This is a record that probably would have escaped my notice had I not found myself doing some research on a higher-profile release on the same label, the saxophonist and academic Benjamin Boone's Poetry of Jazz tribute to his colleague, the poet Philip Levine. I ended up watching an EPK on YouTube, and, intrigued by what I heard, proceeded to some research on this older gentleman I'd somehow never encountered before with a burnished, classic guitar sound. Much as I enjoyed what I heard, the more I found out, the more I resisted, dubious that a retired UC Berkeley law professor (who is, needless to say, white) was my idea of the future of jazz guitar.
Well, the future he's not. But the past of jazz guitar is pretty sweet.
Cotsirilos relies on a linear approach, rarely delineating let alone strumming chords, and a rather plain harmonic language. Both qualities remind me of Grant Green, one of the most consistently pleasurable of '60s jazz artists for me. Cotsirilos even plays a big old-fashioned hollow-body Gibson jazz box and gets the round, mellow tone you'd expect from it, though a little more veiled than Green's (more like Joe Pass, maybe).
In terms of technique, like Pass or the name-checked Wes Montgomery, he goes for the fireworks more often than Green, and the waterworks less. But generally the atmosphere is - as the impressively Blue Note-esque cover art would suggest - cool and blue, sustained by a program of very attractive, also very Blue Note-esque original hard bop themes. He gets points from me with his nod to a couple of Coltrane arrangements - "Aisha" and "While My Lady Sleeps" - on his own "Lights Out." On all the originals, notes are placed with care, the blues (often of the glassy Kind Of kind) is caressed with feeling and respect, and technique is deployed in the service of expression.
The only exceptions to the mood are the two standards. Cotsirilos starts off his version of "I Wish I Knew" - one of my favorite ballads - with a busy rubato introduction full of Pass-like chords, before the same soft bossa nova rhythm that undergirds Zoot Sims' 1966 version sets him up to make mincemeat of the simple tune in a frantic (and frankly exhausting) display of licks. And, despite all the preening, he never plays the song's beautiful verse! Conversely, the tempo of the Charlie Parker theme "Crazeology" seemingly exceeds his grasp a little. It would be uncouth to suggest that these two tunes show up a touch of dilettantism in the late-blooming Cotsirilos, but he is much more confident, even seductive, on his own tunes. On those the sound world is pristinely classic, a teasingly untroubled sepia-tone image of jazz's bygone days.
One one level, artists like Cotsirilos might be the modern correlative to the semi-pro white Dixieland revivalists that proliferated in the '30s and '40s, in America and especially in Britain. Purists and antiquarians not much interested in anything happening in their own moment - maybe even hostile to it - such artists do not cut an attractive figure to the progressive sensibility. But it's hard to argue with pleasure. Mostly in Blue gives me a lot of pleasure. I'd vastly rather have this emeritus public defender's idyllic vision of jazz's past than Woody Allen's, that's for sure.

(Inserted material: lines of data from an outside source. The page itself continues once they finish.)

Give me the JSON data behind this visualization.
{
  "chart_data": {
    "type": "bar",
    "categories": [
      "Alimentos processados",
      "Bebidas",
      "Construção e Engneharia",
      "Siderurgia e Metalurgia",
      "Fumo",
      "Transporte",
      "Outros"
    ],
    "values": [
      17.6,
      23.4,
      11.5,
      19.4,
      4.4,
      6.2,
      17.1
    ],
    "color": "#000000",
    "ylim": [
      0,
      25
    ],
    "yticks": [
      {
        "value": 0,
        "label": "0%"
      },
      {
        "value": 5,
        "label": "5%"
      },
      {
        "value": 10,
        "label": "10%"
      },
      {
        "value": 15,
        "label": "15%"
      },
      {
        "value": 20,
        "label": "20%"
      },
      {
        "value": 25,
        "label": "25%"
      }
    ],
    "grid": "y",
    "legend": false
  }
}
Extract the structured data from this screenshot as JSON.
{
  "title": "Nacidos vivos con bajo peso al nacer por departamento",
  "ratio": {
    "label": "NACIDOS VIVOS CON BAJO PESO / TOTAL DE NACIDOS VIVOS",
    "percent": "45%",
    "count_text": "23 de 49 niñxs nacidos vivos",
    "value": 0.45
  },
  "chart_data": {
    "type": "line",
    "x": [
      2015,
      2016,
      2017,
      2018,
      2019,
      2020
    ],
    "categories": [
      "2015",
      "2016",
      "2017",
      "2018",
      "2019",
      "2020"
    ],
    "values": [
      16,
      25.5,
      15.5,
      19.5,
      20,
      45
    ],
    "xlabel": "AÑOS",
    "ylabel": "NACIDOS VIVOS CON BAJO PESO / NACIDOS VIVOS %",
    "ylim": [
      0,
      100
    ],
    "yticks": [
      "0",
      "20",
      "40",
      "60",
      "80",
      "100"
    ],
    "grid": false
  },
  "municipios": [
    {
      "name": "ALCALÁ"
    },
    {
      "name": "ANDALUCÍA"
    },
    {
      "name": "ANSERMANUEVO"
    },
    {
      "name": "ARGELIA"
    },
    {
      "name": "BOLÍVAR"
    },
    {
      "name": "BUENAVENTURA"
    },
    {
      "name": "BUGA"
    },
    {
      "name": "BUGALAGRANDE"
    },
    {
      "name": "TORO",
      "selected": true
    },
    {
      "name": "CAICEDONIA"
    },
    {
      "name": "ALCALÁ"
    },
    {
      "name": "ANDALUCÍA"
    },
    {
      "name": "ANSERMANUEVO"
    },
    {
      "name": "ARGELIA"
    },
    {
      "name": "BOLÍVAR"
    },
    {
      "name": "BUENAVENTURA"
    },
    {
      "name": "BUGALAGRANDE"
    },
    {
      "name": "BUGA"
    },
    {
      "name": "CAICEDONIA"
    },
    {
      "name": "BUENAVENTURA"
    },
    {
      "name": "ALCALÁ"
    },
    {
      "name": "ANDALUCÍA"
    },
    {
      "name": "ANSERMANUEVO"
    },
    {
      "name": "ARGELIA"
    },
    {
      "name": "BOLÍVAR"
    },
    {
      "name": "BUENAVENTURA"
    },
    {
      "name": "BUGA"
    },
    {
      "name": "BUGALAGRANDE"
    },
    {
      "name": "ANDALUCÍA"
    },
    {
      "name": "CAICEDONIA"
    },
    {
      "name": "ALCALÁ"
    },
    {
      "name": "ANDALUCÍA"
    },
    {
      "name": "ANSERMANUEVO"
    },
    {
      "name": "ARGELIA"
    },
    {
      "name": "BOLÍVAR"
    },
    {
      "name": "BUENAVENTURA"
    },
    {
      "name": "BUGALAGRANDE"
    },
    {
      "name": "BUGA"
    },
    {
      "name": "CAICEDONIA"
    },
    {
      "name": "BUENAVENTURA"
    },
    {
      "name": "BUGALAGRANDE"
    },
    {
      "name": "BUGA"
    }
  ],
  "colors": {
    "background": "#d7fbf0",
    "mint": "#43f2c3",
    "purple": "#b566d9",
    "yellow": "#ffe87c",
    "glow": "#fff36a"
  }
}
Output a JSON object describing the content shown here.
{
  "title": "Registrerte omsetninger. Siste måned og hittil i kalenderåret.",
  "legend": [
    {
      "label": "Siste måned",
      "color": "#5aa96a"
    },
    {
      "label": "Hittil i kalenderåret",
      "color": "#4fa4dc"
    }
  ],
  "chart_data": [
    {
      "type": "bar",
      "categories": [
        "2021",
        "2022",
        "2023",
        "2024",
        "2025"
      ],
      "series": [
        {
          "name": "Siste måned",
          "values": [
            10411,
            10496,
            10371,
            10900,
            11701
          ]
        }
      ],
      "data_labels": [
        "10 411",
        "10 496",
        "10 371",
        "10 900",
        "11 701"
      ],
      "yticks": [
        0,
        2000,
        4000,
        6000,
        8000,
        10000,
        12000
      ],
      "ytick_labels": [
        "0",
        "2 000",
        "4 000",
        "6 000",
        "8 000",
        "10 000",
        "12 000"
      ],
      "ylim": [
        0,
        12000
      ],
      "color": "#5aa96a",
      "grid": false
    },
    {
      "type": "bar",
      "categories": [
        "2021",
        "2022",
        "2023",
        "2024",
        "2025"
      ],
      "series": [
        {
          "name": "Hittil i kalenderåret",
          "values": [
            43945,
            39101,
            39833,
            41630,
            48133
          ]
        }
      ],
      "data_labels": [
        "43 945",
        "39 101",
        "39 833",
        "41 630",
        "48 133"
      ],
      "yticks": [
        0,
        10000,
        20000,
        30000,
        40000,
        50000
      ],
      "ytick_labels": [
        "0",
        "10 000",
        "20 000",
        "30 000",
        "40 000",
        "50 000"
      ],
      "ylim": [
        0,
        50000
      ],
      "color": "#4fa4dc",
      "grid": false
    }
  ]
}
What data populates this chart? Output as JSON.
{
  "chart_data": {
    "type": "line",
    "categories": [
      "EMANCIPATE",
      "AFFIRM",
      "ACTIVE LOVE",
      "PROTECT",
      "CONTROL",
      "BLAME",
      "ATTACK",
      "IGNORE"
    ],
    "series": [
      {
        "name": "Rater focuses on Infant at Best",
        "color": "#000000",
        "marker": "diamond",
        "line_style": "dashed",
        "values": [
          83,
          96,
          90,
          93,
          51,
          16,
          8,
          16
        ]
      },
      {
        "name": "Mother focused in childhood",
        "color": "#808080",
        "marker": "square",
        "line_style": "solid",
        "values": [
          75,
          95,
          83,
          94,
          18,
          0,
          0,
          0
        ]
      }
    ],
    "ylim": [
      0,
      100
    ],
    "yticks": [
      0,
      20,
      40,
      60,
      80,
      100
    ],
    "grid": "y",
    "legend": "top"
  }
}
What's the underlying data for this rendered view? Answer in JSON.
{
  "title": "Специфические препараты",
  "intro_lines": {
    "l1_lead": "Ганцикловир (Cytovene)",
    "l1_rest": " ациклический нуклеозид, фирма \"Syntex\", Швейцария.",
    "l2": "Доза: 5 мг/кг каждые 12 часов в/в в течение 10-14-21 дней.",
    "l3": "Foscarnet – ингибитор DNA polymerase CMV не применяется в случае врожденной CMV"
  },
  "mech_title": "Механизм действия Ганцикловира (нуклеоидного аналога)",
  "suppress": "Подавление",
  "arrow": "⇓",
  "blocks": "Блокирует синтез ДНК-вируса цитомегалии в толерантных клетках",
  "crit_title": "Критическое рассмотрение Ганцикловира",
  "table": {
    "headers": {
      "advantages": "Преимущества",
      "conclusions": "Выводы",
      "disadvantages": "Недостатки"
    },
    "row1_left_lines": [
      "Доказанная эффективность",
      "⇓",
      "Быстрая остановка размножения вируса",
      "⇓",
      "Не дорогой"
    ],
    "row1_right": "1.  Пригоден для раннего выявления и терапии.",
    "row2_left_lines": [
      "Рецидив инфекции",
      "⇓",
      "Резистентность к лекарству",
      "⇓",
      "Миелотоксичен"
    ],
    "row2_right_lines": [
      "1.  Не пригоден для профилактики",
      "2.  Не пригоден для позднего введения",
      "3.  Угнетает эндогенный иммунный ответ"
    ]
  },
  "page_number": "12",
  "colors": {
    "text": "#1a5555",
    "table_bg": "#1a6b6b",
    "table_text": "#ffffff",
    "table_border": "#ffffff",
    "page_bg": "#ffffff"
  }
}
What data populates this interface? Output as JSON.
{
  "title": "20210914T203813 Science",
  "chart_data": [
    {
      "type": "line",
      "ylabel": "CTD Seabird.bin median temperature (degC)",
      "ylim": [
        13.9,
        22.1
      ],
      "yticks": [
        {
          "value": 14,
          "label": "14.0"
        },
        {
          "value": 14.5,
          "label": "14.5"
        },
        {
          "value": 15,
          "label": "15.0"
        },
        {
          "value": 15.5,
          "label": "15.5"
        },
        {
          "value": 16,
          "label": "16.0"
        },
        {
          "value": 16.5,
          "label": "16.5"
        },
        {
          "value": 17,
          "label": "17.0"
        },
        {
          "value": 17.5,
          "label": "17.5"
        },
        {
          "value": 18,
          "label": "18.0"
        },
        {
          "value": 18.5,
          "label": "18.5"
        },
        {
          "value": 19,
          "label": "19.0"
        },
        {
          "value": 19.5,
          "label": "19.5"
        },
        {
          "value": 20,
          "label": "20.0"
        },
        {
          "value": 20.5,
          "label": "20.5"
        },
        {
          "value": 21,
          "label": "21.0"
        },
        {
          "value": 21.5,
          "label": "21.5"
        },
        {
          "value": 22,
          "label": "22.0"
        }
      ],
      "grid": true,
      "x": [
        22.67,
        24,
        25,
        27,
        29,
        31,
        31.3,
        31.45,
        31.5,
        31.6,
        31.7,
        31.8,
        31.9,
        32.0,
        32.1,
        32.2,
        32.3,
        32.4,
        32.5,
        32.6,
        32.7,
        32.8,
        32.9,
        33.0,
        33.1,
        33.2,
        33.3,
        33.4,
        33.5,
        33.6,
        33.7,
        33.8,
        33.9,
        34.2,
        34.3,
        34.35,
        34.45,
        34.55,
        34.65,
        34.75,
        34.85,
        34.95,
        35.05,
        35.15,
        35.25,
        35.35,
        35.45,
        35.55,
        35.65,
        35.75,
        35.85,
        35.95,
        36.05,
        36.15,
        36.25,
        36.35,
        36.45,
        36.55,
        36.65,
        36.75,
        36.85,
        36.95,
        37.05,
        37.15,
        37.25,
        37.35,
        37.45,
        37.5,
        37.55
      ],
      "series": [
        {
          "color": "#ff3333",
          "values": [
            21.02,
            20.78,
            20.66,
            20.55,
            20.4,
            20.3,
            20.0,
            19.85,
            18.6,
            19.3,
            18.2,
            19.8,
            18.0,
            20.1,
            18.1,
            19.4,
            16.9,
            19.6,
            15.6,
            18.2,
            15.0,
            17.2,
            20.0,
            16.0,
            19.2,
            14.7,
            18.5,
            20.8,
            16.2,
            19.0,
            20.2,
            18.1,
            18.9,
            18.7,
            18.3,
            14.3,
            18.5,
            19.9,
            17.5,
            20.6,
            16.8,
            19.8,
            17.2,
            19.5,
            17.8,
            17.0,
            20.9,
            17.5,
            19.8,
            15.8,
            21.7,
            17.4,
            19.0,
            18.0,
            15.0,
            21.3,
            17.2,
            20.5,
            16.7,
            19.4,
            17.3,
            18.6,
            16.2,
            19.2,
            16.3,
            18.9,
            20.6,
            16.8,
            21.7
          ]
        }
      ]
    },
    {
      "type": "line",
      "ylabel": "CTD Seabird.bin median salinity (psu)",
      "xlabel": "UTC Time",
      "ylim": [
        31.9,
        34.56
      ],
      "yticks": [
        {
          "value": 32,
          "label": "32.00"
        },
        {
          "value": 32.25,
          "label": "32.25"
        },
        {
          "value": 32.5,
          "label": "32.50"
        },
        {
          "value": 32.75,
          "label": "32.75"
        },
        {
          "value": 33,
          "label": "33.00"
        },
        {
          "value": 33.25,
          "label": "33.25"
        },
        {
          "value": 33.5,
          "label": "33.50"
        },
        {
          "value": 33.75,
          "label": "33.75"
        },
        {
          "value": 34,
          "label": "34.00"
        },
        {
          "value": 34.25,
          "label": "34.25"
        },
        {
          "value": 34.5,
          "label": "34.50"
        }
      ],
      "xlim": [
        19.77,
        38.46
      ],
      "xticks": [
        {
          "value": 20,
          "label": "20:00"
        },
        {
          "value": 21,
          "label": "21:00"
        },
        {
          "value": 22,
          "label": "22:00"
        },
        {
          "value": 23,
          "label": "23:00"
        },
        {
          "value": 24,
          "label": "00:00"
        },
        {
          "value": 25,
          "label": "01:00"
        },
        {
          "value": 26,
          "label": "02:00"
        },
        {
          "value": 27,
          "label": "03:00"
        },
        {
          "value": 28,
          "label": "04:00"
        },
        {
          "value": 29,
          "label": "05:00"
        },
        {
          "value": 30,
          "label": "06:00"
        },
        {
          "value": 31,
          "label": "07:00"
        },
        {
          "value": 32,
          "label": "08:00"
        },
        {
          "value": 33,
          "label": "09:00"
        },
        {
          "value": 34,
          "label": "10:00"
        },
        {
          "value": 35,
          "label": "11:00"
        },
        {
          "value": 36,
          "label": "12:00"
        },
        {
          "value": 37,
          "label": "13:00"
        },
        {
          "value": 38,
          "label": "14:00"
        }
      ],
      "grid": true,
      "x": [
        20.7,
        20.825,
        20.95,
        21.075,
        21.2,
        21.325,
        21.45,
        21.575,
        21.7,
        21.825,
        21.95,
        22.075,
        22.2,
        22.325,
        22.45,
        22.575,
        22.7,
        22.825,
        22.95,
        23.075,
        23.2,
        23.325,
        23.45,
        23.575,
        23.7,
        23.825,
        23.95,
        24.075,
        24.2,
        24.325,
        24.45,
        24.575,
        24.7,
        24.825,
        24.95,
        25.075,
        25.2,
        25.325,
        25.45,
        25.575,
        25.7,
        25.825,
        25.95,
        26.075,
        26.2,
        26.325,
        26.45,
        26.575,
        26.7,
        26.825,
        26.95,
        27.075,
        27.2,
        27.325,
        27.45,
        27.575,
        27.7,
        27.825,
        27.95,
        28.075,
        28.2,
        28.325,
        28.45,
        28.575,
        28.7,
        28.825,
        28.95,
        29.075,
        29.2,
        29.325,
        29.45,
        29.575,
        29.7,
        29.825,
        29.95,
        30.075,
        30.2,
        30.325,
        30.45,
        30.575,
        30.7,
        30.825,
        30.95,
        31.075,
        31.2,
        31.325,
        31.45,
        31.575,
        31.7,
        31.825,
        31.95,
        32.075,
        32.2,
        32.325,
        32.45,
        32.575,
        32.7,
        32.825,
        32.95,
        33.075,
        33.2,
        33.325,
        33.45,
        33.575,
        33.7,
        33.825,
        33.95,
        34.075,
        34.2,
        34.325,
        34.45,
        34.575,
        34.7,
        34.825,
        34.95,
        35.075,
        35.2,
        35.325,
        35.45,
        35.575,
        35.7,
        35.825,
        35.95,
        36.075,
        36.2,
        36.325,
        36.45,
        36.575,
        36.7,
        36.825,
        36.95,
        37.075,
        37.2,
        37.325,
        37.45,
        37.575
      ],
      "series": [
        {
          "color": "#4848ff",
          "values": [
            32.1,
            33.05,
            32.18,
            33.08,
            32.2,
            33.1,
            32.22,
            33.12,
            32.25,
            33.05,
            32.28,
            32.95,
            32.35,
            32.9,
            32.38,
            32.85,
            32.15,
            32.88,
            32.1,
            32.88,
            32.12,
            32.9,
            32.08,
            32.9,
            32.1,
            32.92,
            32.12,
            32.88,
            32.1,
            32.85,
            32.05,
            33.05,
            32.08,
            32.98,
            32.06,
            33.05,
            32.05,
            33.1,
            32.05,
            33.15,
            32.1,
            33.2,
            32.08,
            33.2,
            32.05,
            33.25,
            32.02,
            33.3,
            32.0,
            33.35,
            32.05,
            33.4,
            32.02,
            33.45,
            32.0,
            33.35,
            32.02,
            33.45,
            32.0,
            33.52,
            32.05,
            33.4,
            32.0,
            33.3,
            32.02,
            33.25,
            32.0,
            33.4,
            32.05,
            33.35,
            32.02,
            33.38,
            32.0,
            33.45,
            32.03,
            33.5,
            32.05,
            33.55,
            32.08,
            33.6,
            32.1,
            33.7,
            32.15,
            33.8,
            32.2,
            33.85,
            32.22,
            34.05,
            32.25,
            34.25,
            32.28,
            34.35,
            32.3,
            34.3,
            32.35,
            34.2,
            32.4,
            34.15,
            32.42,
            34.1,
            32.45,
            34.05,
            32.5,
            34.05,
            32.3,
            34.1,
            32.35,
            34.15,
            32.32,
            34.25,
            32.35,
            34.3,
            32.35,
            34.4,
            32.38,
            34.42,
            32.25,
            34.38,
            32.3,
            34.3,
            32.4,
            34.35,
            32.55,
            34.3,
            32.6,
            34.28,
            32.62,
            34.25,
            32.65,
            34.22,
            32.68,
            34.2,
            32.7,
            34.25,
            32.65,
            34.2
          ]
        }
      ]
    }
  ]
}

A word about the rhythm section, which is sterling. Keith Saunders's piano - alternately conjuring Tommy Flanagan, Red Garland, and occasionally even Herbie Hancock - and Ron Marabuto's somewhat more up-to-date drumming generate a lot of the force and tension of this record. Saunders, Marabuto, and bassist Robb Fisher are a lot of the reason why I recommend this record to those who have burnt out on their guitar Blue Notes.
And hey, at least Cotsirilos didn't title the songs the way a real Blue Note producer might have required - like "By George" or (drawing from his past life) "Objection!" or "Call to the Bar." Mind you, the latter might have been clever. Missed opportunity, professor.